Sadece birkaç ufak Alliance direniş noktası kalmıştı. Bu direnişçilerden High Elf’lerden
oluşan bir grup, Sunstrider Hanedanı’nın sonuncusu Prens Kael’thas tarafından yönetiliyordu.
Usta bir büyücü olan Kael, sürekli olarak şüphe ve düşmanlık ile davranan Alliance
güçlerinden bıkmaya başlamıştı. Anavatanlarının kaybını yas tutan High Elf’ler kendilerini
ölen insanlarının onuruna Blood Elf’ler olarak çağırmaya karar verdiler.
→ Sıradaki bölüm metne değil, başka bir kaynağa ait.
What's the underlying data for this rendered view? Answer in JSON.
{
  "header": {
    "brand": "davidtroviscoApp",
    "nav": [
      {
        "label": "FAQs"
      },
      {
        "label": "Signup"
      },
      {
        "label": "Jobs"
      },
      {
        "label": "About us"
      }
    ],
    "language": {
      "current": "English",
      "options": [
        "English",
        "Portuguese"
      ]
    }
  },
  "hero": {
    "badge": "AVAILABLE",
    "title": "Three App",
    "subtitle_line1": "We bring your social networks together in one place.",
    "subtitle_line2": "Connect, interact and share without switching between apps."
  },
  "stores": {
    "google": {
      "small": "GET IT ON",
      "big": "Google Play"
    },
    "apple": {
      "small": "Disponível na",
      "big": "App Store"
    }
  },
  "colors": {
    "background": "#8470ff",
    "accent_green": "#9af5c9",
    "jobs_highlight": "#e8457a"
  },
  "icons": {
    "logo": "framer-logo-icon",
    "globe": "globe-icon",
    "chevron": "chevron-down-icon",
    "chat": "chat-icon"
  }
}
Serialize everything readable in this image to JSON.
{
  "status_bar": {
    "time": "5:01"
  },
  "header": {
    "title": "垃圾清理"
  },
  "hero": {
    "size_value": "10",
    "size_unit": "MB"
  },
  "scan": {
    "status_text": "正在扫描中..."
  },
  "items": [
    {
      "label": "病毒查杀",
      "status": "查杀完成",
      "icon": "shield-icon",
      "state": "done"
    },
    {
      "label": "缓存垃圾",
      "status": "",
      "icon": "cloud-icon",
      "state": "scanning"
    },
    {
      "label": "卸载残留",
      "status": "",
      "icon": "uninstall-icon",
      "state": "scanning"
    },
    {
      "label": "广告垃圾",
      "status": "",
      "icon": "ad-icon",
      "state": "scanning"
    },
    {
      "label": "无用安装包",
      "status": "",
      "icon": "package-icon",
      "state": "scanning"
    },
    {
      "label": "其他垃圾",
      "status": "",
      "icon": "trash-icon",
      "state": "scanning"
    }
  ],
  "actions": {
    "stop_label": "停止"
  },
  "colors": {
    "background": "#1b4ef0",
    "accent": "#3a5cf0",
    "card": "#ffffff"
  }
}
Scourge’un daha
fazla yayılmasını engellemek için çabaladıkça güçlerini aldıkları Sunwell’den kopmuş
olmalarından dolayı çok çektiler. Alliance, Blood Elf’lere kazanmaları imkansız bir savaşa
gitmelerini emredince, Naga’lar savaşın kaderini değiştirecek bir yardım önerdi.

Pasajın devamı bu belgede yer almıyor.